Abstract
Forensic facial approximations on to skulls are used for victim identity when there is a lack of personal items or dental records, or the face has decomposed past recognition. Yet identification success rate is not much above chance, and current methods are criticised for their subjectivity. All approximation methods, manual or computerised, include the use of Facial Soft Tissue Depth (FSTD) Tables that contain numerical values to guide tissue depth onto a skull. It is these depth values that this thesis focuses on.
A literature review examined published FSTD Tables from 1898 to 2013. It focused on measurement methods used to obtain FSTD values from living or deceased subjects, variables used to group subjects, and statistical accuracy of those variables. It was evident there is a lack of clarity regarding significant influences on FSTDs and that Table values have unexplained biases. It questioned whether using averaged data for an individual skull significantly decreases predictive accuracy, and whether the most common categorisation heirachy of FSTDs to ancestry, sex and then age variables is justifiable.
Quantitative influence of ancestry, Body Mass Index (BMI), position and age variables on FSTDs were investigated by two sonographic studies. Results from both studies showed that BMI was the most important variable to influence FSTDs. Ancestry FSTD differences between Chinese and New Zealand European cohorts were evident at the buccal (lateral mid cheek and posterior mandibular) region; where Chinese women showed significantly greater mean values, 3.5 mm, compared with NZ European (same BMI Classes). But for all other regions of the face, ancestry showed no significant difference. Supine postural position (gravitational influence) on depths was variable between individuals, and age difference between young and middle aged adults was not significant. These results affirmed the validity of questions asked in the literature review.

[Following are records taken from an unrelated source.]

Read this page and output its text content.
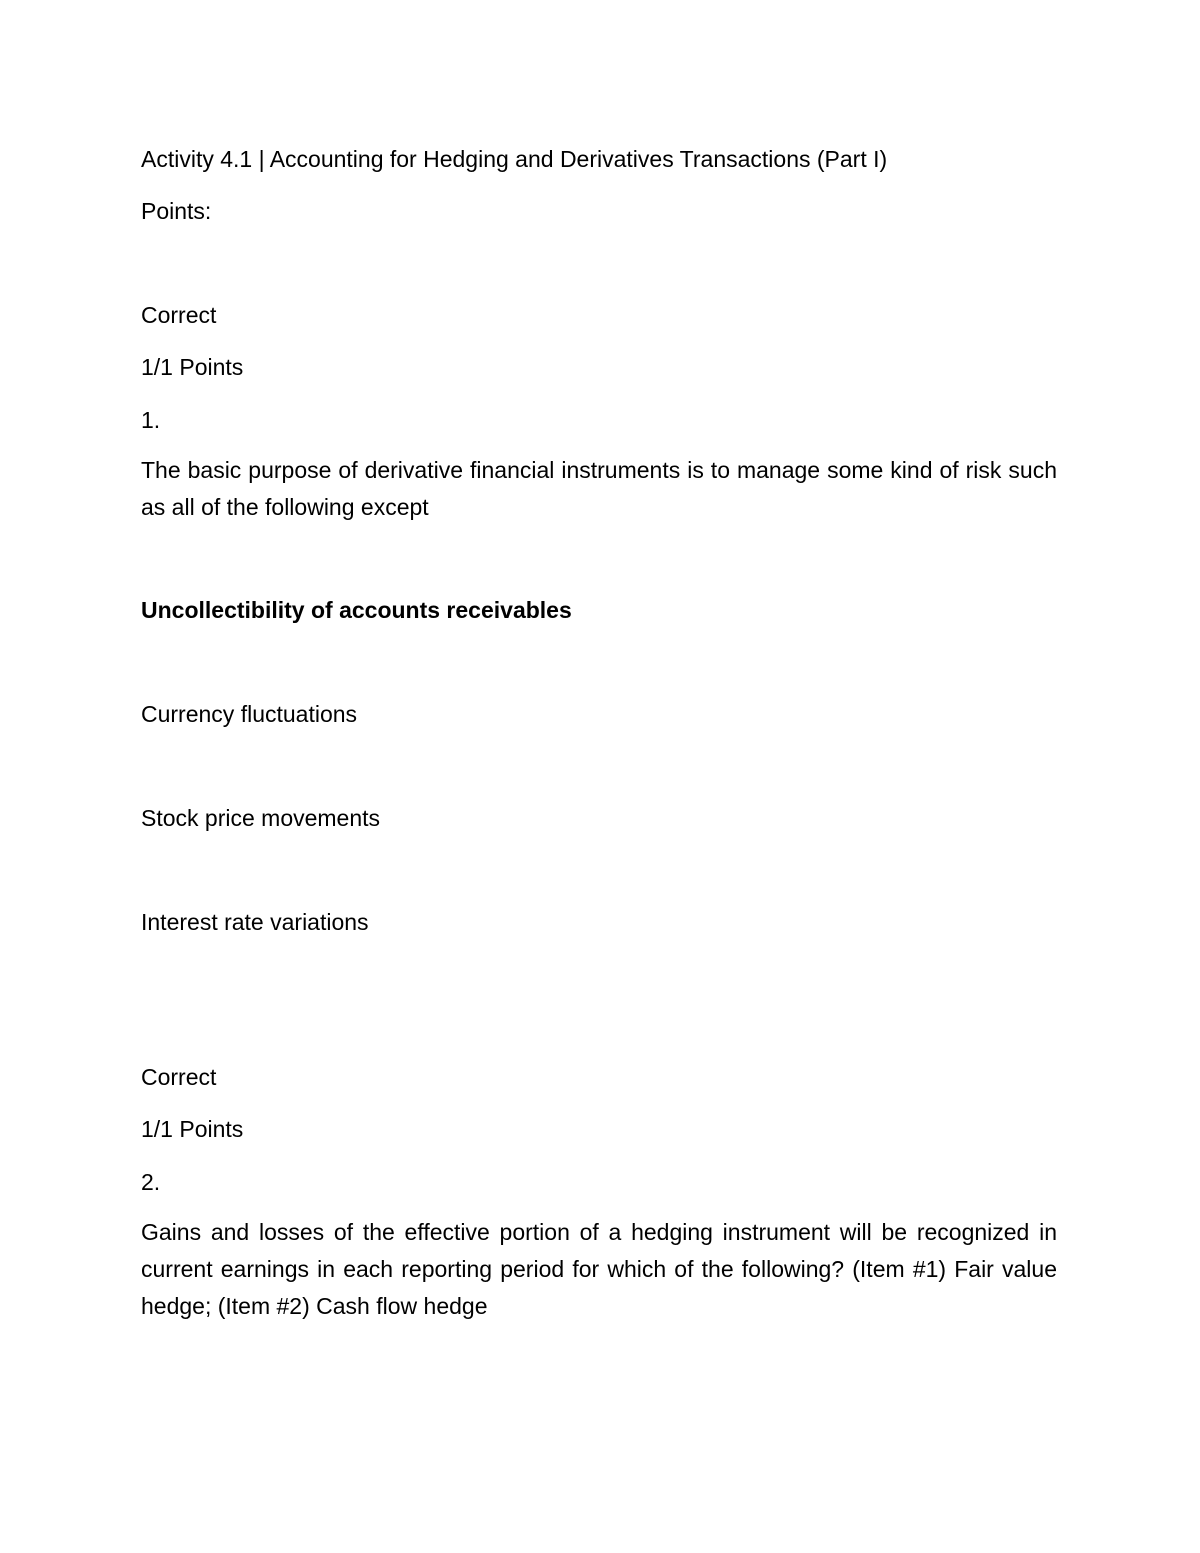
Activity 4.1 | Accounting for Hedging and Derivatives Transactions (Part I)
Points:
Correct
1/1 Points
1.
The basic purpose of derivative financial instruments is to manage some kind of risk such as all of the following except
Uncollectibility of accounts receivables
Currency fluctuations
Stock price movements
Interest rate variations
Correct
1/1 Points
2.
Gains and losses of the effective portion of a hedging instrument will be recognized in current earnings in each reporting period for which of the following? (Item #1) Fair value hedge; (Item #2) Cash flow hedge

Chapters Two, Three and Four results stimulated inquiry to consider an alternative categorisation of skull ancestry to the common Caucasoid, Mongoloid or Negroid; acknowledged by bioarcheologists as problematic. Chapter Five investigates clustering FSTDs with similar depth and variance values to specified bone regions of the face, using Chapter Three data. Dendogram results showed ‘regional bone morphology’ could be an alternative option to categorising an entire skull to one ancestry. This conclusion stimulated development of novel protocol that measured both craniometric (bone) and skin landmarks from virtual 3D images, acquired from Cone Beam CT scans of living, healthy adults. Chapter Six details how 54 landmarks per subject, described as x,y,z co-ordinates, were acquired from 79 scans.

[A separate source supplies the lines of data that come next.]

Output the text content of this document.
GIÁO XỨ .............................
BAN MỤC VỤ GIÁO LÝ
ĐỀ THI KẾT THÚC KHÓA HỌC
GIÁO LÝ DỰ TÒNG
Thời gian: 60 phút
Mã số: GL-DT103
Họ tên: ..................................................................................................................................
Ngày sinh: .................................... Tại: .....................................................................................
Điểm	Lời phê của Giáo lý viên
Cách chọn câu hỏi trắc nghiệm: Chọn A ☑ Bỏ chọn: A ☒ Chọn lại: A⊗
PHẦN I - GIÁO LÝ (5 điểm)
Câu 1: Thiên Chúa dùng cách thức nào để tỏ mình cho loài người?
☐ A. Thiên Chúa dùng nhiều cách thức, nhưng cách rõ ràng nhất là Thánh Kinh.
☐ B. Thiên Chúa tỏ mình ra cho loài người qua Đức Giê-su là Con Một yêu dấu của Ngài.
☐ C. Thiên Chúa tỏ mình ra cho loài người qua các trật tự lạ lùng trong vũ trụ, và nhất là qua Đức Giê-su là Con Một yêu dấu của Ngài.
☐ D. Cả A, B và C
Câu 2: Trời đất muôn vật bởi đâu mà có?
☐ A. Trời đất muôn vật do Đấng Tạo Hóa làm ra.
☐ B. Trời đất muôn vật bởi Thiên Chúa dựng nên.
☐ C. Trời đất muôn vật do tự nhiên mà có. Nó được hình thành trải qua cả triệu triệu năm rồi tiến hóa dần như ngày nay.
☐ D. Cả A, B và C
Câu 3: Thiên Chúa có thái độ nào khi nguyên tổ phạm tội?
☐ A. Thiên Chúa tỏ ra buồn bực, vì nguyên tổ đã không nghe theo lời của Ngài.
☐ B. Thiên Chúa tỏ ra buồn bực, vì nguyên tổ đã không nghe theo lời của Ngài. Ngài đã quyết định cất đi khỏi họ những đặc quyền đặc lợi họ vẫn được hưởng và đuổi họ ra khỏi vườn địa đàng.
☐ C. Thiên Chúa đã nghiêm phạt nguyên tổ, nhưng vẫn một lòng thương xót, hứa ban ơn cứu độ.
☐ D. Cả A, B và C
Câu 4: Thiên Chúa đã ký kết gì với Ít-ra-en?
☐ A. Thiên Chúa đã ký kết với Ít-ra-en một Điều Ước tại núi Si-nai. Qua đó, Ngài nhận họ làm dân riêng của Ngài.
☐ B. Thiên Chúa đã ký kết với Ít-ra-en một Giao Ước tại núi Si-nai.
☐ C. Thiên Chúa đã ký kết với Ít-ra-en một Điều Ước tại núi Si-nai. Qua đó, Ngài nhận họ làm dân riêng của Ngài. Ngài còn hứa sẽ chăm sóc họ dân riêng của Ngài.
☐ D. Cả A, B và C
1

Chapter Seven describes transferance of 47 landmark data sets, acquired in Chapter Six, to a statistical predictive model, then FSTD predictive strength evaluated in one-to-one regressive predictive equations. Results show promise depth prediction, even without data separated according to BMI, age or sex variables. The primary advantage is that prediction can be tailored to each individual skull. The skull bone surface x,y,z values can be compared, using a priori knowledge with all other bone and skin x,y,z data sets already inputted; and the most likely soft tissue depths for that particular skull would then be calculated and presented. This model, if further refined, could mitigate computerised approximation reliance on externally sourced, averaged FSTD values; with accompanying biases and uncertain error.

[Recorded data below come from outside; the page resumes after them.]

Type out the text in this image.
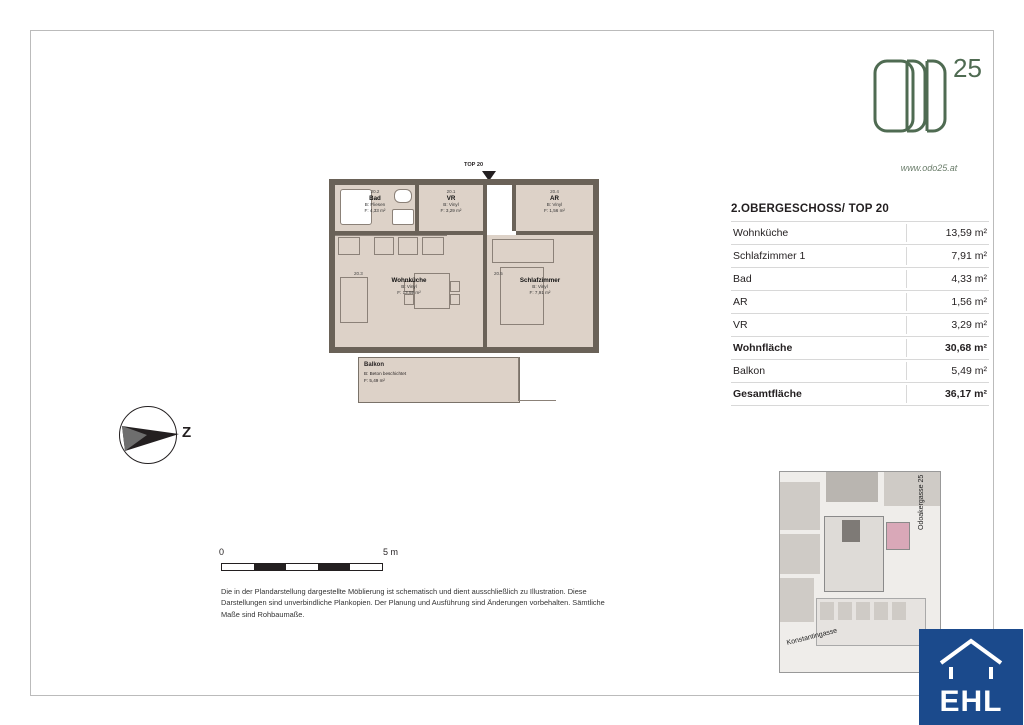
25
www.odo25.at
2.OBERGESCHOSS/ TOP 20
Wohnküche		13,59 m²
Schlafzimmer 1		7,91 m²
Bad		4,33 m²
AR		1,56 m²
VR		3,29 m²
Wohnfläche		30,68 m²
Balkon		5,49 m²
Gesamtfläche		36,17 m²
TOP 20
20.2
Bad
B: Fliesen
F: 4,33 m²
20.1
VR
B: Vinyl
F: 3,29 m²
20.4
AR
B: Vinyl
F: 1,56 m²
20.3
Wohnküche
B: Vinyl
F: 13,59 m²
20.5
Schlafzimmer
B: Vinyl
F: 7,91 m²
Balkon
B: Beton beschichtet
F: 5,49 m²
Z
0	5 m
Die in der Plandarstellung dargestellte Möblierung ist schematisch und dient ausschließlich zu Illustration. Diese Darstellungen sind unverbindliche Plankopien. Der Planung und Ausführung sind Änderungen vorbehalten. Sämtliche Maße sind Rohbaumaße.
Odoakergasse 25
Konstantingasse
EHL
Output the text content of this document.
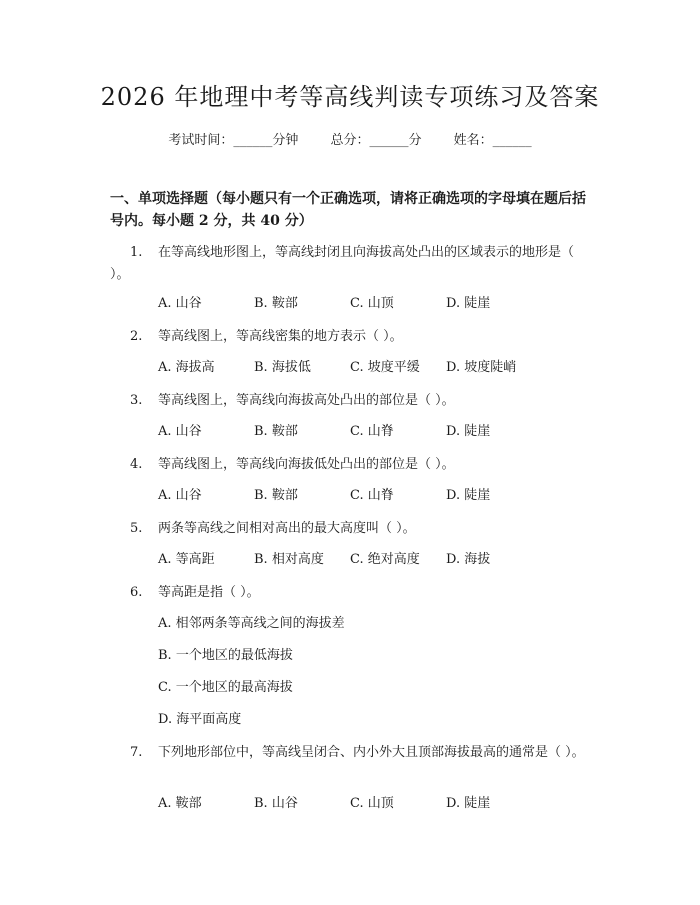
2026 年地理中考等高线判读专项练习及答案
考试时间：______分钟 总分：______分 姓名：______
一、单项选择题（每小题只有一个正确选项，请将正确选项的字母填在题后括号内。每小题 2 分，共 40 分）
1. 在等高线地形图上，等高线封闭且向海拔高处凸出的区域表示的地形是（ ）。
A. 山谷	B. 鞍部	C. 山顶	D. 陡崖
2. 等高线图上，等高线密集的地方表示（ ）。
A. 海拔高	B. 海拔低	C. 坡度平缓 D. 坡度陡峭
3. 等高线图上，等高线向海拔高处凸出的部位是（ ）。
A. 山谷	B. 鞍部	C. 山脊	D. 陡崖
4. 等高线图上，等高线向海拔低处凸出的部位是（ ）。
A. 山谷	B. 鞍部	C. 山脊	D. 陡崖
5. 两条等高线之间相对高出的最大高度叫（ ）。
A. 等高距	B. 相对高度 C. 绝对高度 D. 海拔
6. 等高距是指（ ）。
A. 相邻两条等高线之间的海拔差
B. 一个地区的最低海拔
C. 一个地区的最高海拔
D. 海平面高度
7. 下列地形部位中，等高线呈闭合、内小外大且顶部海拔最高的通常是（ ）。
A. 鞍部	B. 山谷	C. 山顶	D. 陡崖
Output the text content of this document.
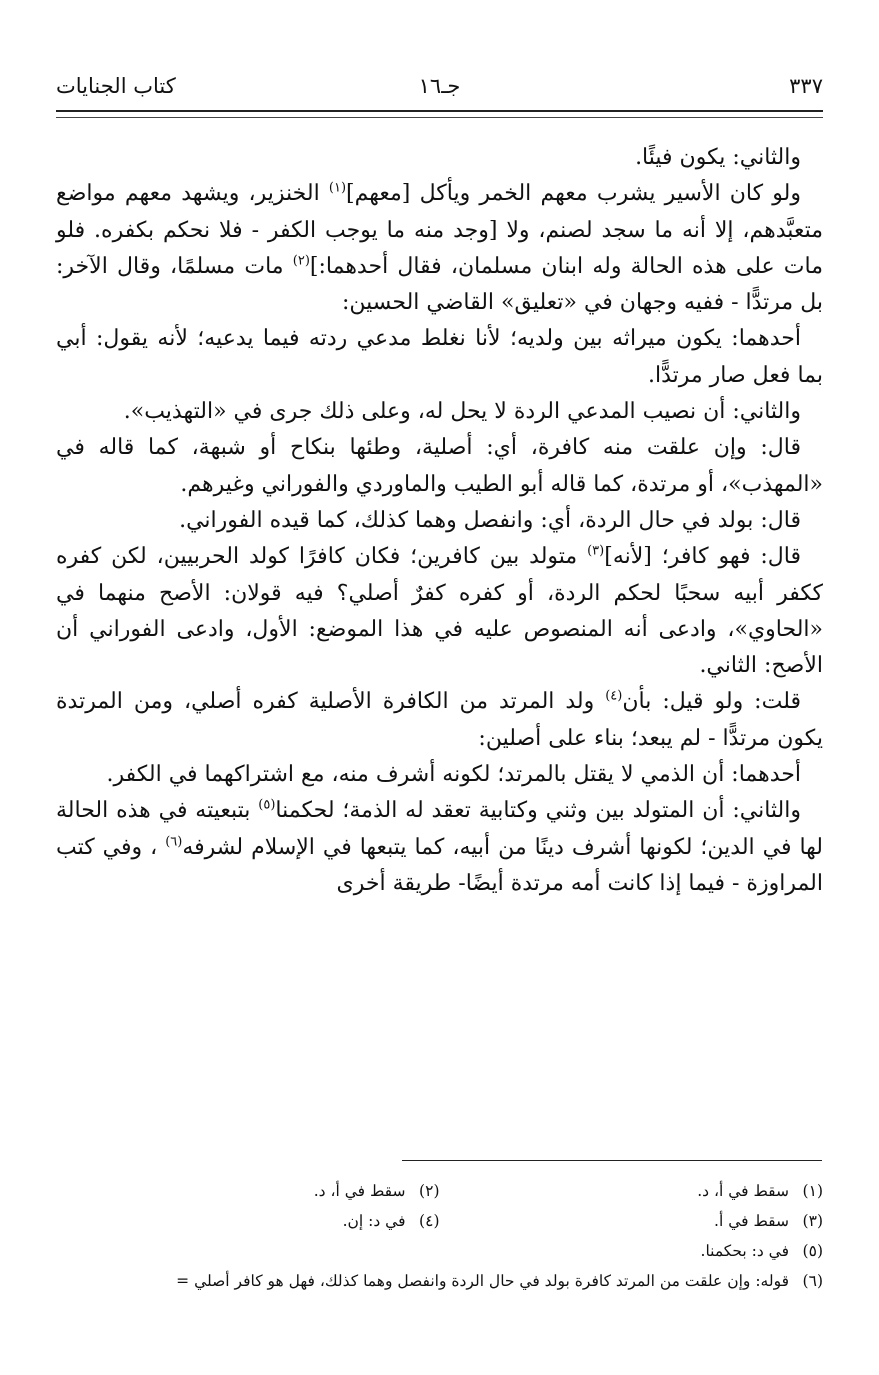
٣٣٧
جـ١٦
كتاب الجنايات

والثاني: يكون فيئًا.

ولو كان الأسير يشرب معهم الخمر ويأكل [معهم]$^{(١)}$ الخنزير، ويشهد معهم مواضع متعبَّدهم، إلا أنه ما سجد لصنم، ولا [وجد منه ما يوجب الكفر - فلا نحكم بكفره. فلو مات على هذه الحالة وله ابنان مسلمان، فقال أحدهما:]$^{(٢)}$ مات مسلمًا، وقال الآخر: بل مرتدًّا - ففيه وجهان في «تعليق» القاضي الحسين:

أحدهما: يكون ميراثه بين ولديه؛ لأنا نغلط مدعي ردته فيما يدعيه؛ لأنه يقول: أبي بما فعل صار مرتدًّا.

والثاني: أن نصيب المدعي الردة لا يحل له، وعلى ذلك جرى في «التهذيب».

قال: وإن علقت منه كافرة، أي: أصلية، وطئها بنكاح أو شبهة، كما قاله في «المهذب»، أو مرتدة، كما قاله أبو الطيب والماوردي والفوراني وغيرهم.

قال: بولد في حال الردة، أي: وانفصل وهما كذلك، كما قيده الفوراني.

قال: فهو كافر؛ [لأنه]$^{(٣)}$ متولد بين كافرين؛ فكان كافرًا كولد الحربيين، لكن كفره ككفر أبيه سحبًا لحكم الردة، أو كفره كفرٌ أصلي؟ فيه قولان: الأصح منهما في «الحاوي»، وادعى أنه المنصوص عليه في هذا الموضع: الأول، وادعى الفوراني أن الأصح: الثاني.

قلت: ولو قيل: بأن$^{(٤)}$ ولد المرتد من الكافرة الأصلية كفره أصلي، ومن المرتدة يكون مرتدًّا - لم يبعد؛ بناء على أصلين:

أحدهما: أن الذمي لا يقتل بالمرتد؛ لكونه أشرف منه، مع اشتراكهما في الكفر.

والثاني: أن المتولد بين وثني وكتابية تعقد له الذمة؛ لحكمنا$^{(٥)}$ بتبعيته في هذه الحالة لها في الدين؛ لكونها أشرف دينًا من أبيه، كما يتبعها في الإسلام لشرفه$^{(٦)}$ ، وفي كتب المراوزة - فيما إذا كانت أمه مرتدة أيضًا- طريقة أخرى

(١)سقط في أ، د.
(٢)سقط في أ، د.
(٣)سقط في أ.
(٤)في د: إن.
(٥)في د: بحكمنا.
(٦)قوله: وإن علقت من المرتد كافرة بولد في حال الردة وانفصل وهما كذلك، فهل هو كافر أصلي =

Conclusions from this thesis are that soft tissue depth prediction for an individual skull could be increased in accuracy if there are changes to the method. This includes categorising FSTD tables according to correct, heirarchical ranking of variable influences; always quantifying BMI; describing the morphology of a skull according to separate facial regions, rather than grouping an entire skull to one ancestry group; and then linking each separate skull region with a cluster of FSTD values that have been obtained from subjects with a similar regional facial bone morphology. Finally, it is suggested that regressive prediction equations that take note of all, and each, values within a data set be used to predict a set of soft tissue depth values for an individual. Such changes should increase predictive accuracy of soft tissue depth, with the intention to achieve an increased rate of success for a forensic identification.